Nutrition Facts for Thai casserole chicken with peas and browned potatoes

Thai Casserole Chicken with Peas and Browned Potatoes

Image of Thai Casserole Chicken with Peas and Browned Potatoes
Nutriscore Rating: 69/100

Transform your weeknight dinner routine with this rich and tantalizing Thai Casserole Chicken with Peas and Browned Potatoes.

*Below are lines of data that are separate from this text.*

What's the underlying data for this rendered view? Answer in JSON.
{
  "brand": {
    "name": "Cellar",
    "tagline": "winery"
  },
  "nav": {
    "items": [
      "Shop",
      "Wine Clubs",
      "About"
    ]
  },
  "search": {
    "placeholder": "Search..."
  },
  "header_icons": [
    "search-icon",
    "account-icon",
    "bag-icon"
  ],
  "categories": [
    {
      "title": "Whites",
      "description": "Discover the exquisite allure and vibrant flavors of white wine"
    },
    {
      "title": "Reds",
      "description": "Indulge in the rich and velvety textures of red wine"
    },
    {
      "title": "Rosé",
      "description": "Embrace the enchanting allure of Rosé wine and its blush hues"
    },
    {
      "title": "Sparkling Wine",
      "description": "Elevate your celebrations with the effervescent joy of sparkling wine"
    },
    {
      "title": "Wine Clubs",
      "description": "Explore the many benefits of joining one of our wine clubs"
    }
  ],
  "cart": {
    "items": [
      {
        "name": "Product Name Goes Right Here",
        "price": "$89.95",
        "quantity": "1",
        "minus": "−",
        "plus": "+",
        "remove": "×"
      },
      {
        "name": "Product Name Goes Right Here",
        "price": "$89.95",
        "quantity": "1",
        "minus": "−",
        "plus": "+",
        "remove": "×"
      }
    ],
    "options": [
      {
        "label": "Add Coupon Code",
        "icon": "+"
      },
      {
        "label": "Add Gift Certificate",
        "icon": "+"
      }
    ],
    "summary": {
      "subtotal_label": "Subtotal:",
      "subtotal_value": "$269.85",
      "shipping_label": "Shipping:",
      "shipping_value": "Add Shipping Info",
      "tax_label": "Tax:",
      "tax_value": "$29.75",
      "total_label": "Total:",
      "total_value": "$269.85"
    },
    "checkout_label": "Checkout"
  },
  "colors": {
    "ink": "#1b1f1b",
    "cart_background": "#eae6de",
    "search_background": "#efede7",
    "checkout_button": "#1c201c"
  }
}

This comforting one-dish recipe combines crispy-skinned, seared chicken thighs with layers of tender yellow potatoes, vibrant green peas, and a luscious coconut milk sauce infused with aromatic Thai red curry paste, garlic, and ginger. The potatoes soak up the bold flavors of the sauce while the oven-baked chicken turns irresistibly golden. Finished with a touch of fish sauce and brown sugar for balanced savory-sweet notes, this easy prep, 70-minute recipe is perfect for feeding the family or impressing guests. Garnish with fresh cilantro and serve it straight from the casserole dishβ€”it’s a dinner bursting with hearty, exotic flavor. Perfect for fans of Thai cuisine and cozy, wholesome meals!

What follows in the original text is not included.